• on febbraio 13, 2021

Coronavirus Covid-19. Umbria regione ad “alto rischio”, in arrivo risorse umane ed economiche. La Chiesa c’è

L’Umbria resta formalmente in zona arancione, anche se di arancione c’è ben poco: confermata dalla Regione infatti la “sottozona rossa” per la provincia di Perugia e per i comuni di Amelia e San Venanzo. Tornano in arancione, invece, Lugnano in Teverina, Attigliano, Calvi dell’Umbria e Montegabbione, anche dopo le proteste dei sindaci contro l’ordinanza precedente della Regione giudicata troppo pesante in relazione ai casi di Covid nei piccoli comuni.

Nonostante il “mantenimento della categoria”, i numeri raccontano una realtà certamente difficile:

l’Umbria infatti si conferma tra le Regioni con l’Rt più alto d’Italia (1,07 l’ultimo rilevamento, con un intervallo che va dallo 0,92 all’1,22).

A preoccupare è soprattutto il tasso di saturazione degli ospedali: sono occupati 84 posti in terapia intensiva sui 130 disponibili, cioè il 64,62% del totale. La soglia considerata “di rischio” è fissata al 30%. Servono posti (in allestimento soprattutto grazie agli ospedali da campo come quello ultimato la scorsa settimana fuori dal nosocomio perugino) e risorse umane: in questo senso a venire incontro è stata la Protezione Civile, con un bando per 496 posti tra personale medico, infermieristico e socio-sanitario.

Non va meglio sul fronte dei contagi: solo nelle ultime 24 ore si sono registrati 494 nuovi casi e 12 morti (le vittime sono 884 dall’inizio della pandemia, ma erano 85 a inizio ottobre). Gli attualmente positivi ormai sfiorano quota ottomila e anche l’incidenza sulla popolazione ha superato il livello di guardia, fissato a 250, e attestandosi sui 283,28 casi per 100mila abitanti. Per chiudere, anche l’ultimo aggiornamento fornito dall’Istituto superiore di sanità bolla l’Umbria come regione “a rischio alto”, l’unica insieme alla Provincia autonoma di Bolzano. Criticità rilevate anche sul fronte dei vaccini: ieri sono partite le prenotazioni per gli ultraottantenni, le prime dosi saranno somministrate a partire dal 15 febbraio. Ma, come denuncia l’assessore alla Sanità Luca Coletto, la carenza di fiale rischia di rallentare il tutto. Al momento ci sono circa 9mila dosi di vaccino per 80mila anziani: l’assessore non ha escluso di tentare di recuperare i vaccini “al di fuori della gestione governativa”. La presidente della Regione Umbria, Donatella Tesei, aveva chiesto 50mila dosi aggiuntive al commissario Domenico Arcuri, dal quale però “non sono arrivate risposte”.

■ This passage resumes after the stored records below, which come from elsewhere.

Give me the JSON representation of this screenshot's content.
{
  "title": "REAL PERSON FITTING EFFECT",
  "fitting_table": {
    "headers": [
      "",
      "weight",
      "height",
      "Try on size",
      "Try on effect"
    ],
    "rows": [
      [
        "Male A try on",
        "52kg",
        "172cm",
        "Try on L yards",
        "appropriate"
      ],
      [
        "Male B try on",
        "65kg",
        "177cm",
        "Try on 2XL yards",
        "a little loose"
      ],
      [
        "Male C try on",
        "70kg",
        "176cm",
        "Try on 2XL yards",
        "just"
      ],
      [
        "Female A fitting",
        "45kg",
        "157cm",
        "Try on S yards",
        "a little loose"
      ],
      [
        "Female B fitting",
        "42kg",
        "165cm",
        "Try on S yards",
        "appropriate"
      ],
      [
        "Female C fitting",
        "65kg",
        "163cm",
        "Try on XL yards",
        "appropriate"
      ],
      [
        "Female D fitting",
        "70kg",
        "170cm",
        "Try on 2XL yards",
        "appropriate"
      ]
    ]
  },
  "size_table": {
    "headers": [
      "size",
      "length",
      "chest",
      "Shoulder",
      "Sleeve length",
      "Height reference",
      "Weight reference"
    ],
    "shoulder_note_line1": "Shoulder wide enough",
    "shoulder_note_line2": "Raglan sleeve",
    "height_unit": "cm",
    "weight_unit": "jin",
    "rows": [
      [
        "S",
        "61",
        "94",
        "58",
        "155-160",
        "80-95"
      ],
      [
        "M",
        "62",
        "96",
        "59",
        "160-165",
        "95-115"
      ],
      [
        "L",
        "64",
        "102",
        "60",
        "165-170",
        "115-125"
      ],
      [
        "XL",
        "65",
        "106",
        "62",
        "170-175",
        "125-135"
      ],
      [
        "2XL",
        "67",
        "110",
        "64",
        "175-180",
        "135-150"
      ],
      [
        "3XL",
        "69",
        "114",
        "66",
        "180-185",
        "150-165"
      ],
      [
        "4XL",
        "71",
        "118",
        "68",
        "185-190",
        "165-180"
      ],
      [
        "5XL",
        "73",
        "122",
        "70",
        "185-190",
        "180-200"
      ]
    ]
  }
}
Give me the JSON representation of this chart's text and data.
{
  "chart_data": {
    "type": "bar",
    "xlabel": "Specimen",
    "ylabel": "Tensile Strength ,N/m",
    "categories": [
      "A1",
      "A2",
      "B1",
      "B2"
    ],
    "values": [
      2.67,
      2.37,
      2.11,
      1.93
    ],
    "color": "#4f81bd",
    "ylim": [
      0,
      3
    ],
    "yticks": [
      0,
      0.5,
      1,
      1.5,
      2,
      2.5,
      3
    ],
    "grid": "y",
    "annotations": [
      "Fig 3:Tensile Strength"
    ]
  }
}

Novità importanti invece arrivano sul fronte dei provvedimenti economici: oltre alla richiesta fatta al neonato governo Draghi di accelerare sui ristori per le imprese (l’Umbria ha chiesto 10 milioni di euro),

la Giunta regionale ha stanziato 3 milioni per finanziare un bonus baby-sitter pensato per le famiglie che nei giorni di zona rossa sono costrette a tenere i figli a casa.

Un assegno di 400 euro per chi ha figli di età inferiore ai 12 anni, più altri 100 euro per ogni figlio a carico. Il beneficio sarà riservato ai nuclei familiari con Isee fino a 50mila euro e in cui tutti e due i genitori siano impegnati in attività lavorativa.

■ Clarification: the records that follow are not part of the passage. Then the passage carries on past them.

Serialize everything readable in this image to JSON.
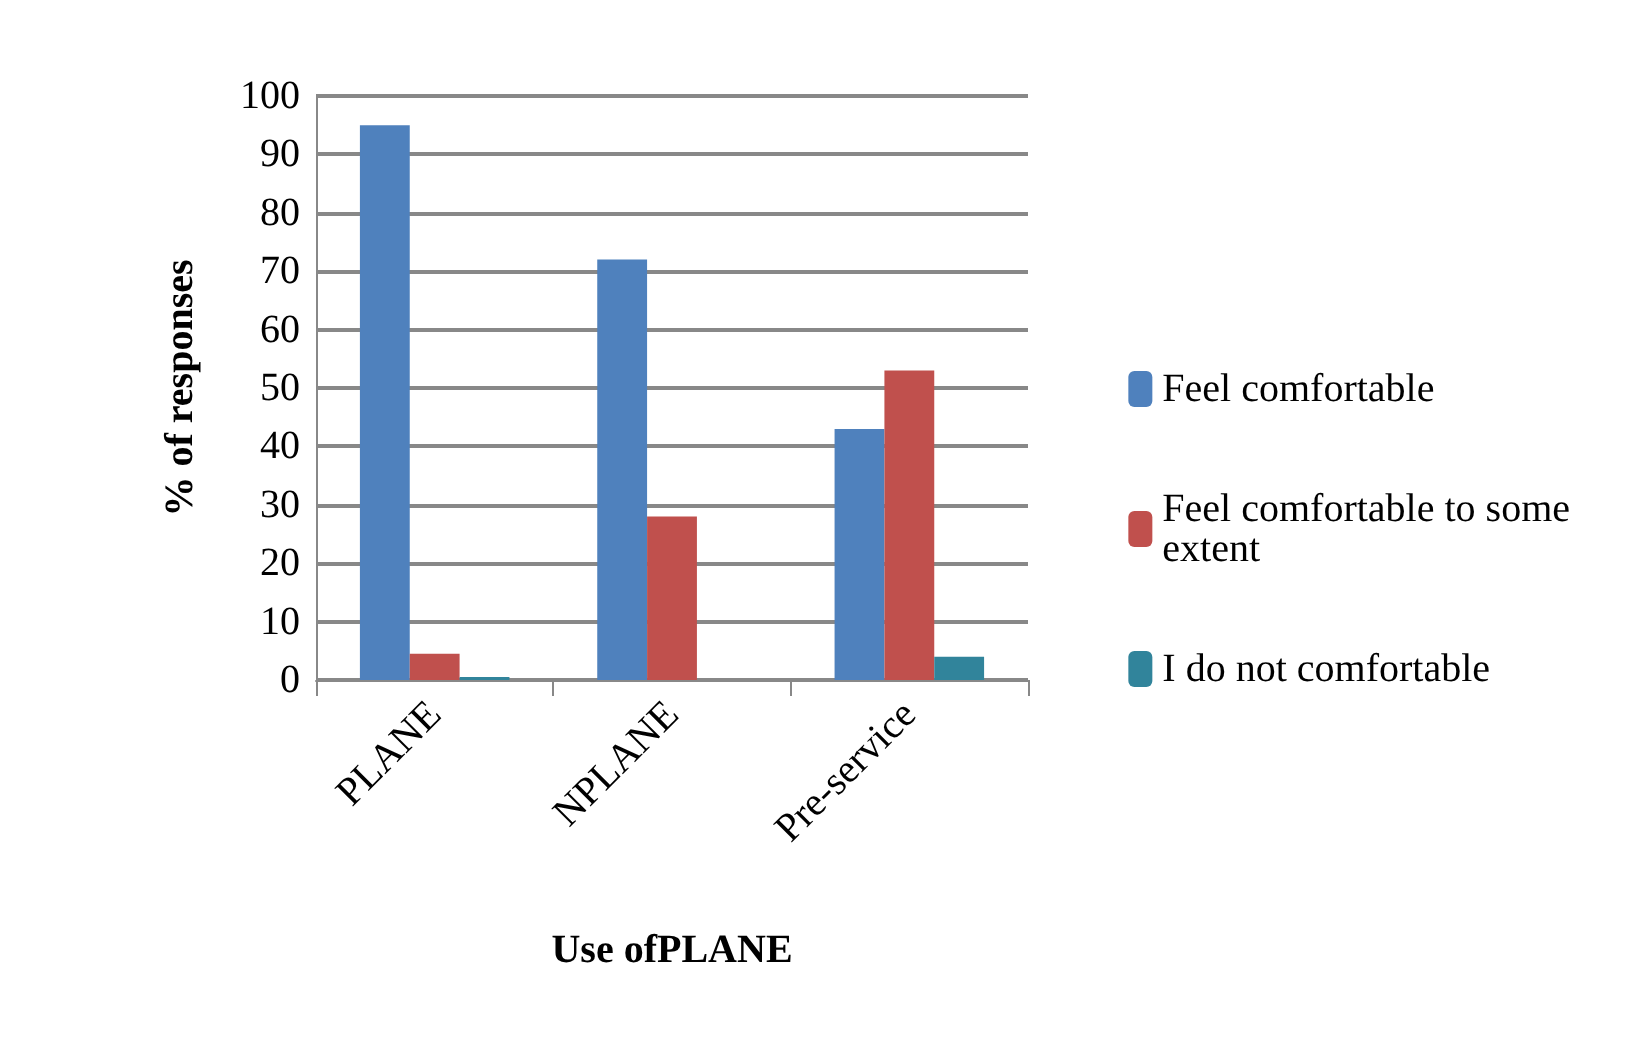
{
  "chart_data": {
    "type": "bar",
    "xlabel": "Use ofPLANE",
    "ylabel": "% of responses",
    "categories": [
      "PLANE",
      "NPLANE",
      "Pre-service"
    ],
    "series": [
      {
        "name": "Feel comfortable",
        "color": "#4f81bd",
        "values": [
          95,
          72,
          43
        ]
      },
      {
        "name": "Feel comfortable to some extent",
        "color": "#c0504d",
        "values": [
          4.5,
          28,
          53
        ]
      },
      {
        "name": "I do not comfortable",
        "color": "#31849b",
        "values": [
          0.5,
          0,
          4
        ]
      }
    ],
    "ylim": [
      0,
      100
    ],
    "yticks": [
      0,
      10,
      20,
      30,
      40,
      50,
      60,
      70,
      80,
      90,
      100
    ],
    "grid": "y",
    "legend": "right"
  }
}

In questo contesto in quotidiano aggiornamento, allora, non sorprende il comportamento prudente delle Chiese umbre. Come a Perugia, dove la celebrazione per la Giornata mondiale del malato è stata rinviata da domenica 21 febbraio ai primi di aprile, come annunciato dal card. Gualtiero Bassetti. Numeri contingentati e prenotazione obbligatoria alle celebrazioni per San Valentino, patrono di Terni e protettore degli innamorati, con le varie liturgie di questi giorni da seguire attraverso le dirette sui social media per i tanti che non riescono ad accedere. Ancora, la diocesi di Gubbio ha comunicato la sospensione di iniziative e incontri in presenza, oltre alla chiusura al pubblico degli uffici di Curia e dei centri di ascolto Caritas, diocesani e parrocchiali, che resteranno comunque raggiungibili tramite telefono o mail. A Nocera Umbra (diocesi di Assisi-Nocera Umbra-Gualdo Tadino), piccolo strappo al cerimoniale in occasione della celebrazione del patrono San Rinaldo: il vescovo Domenico Sorrentino ha ritenuto più prudente non andare fisicamente nella concattedrale di Santa Maria Assunta, in quanto reduce da una visita pastorale che gli ha comportato contatti con molte persone. Anche questa è pandemia.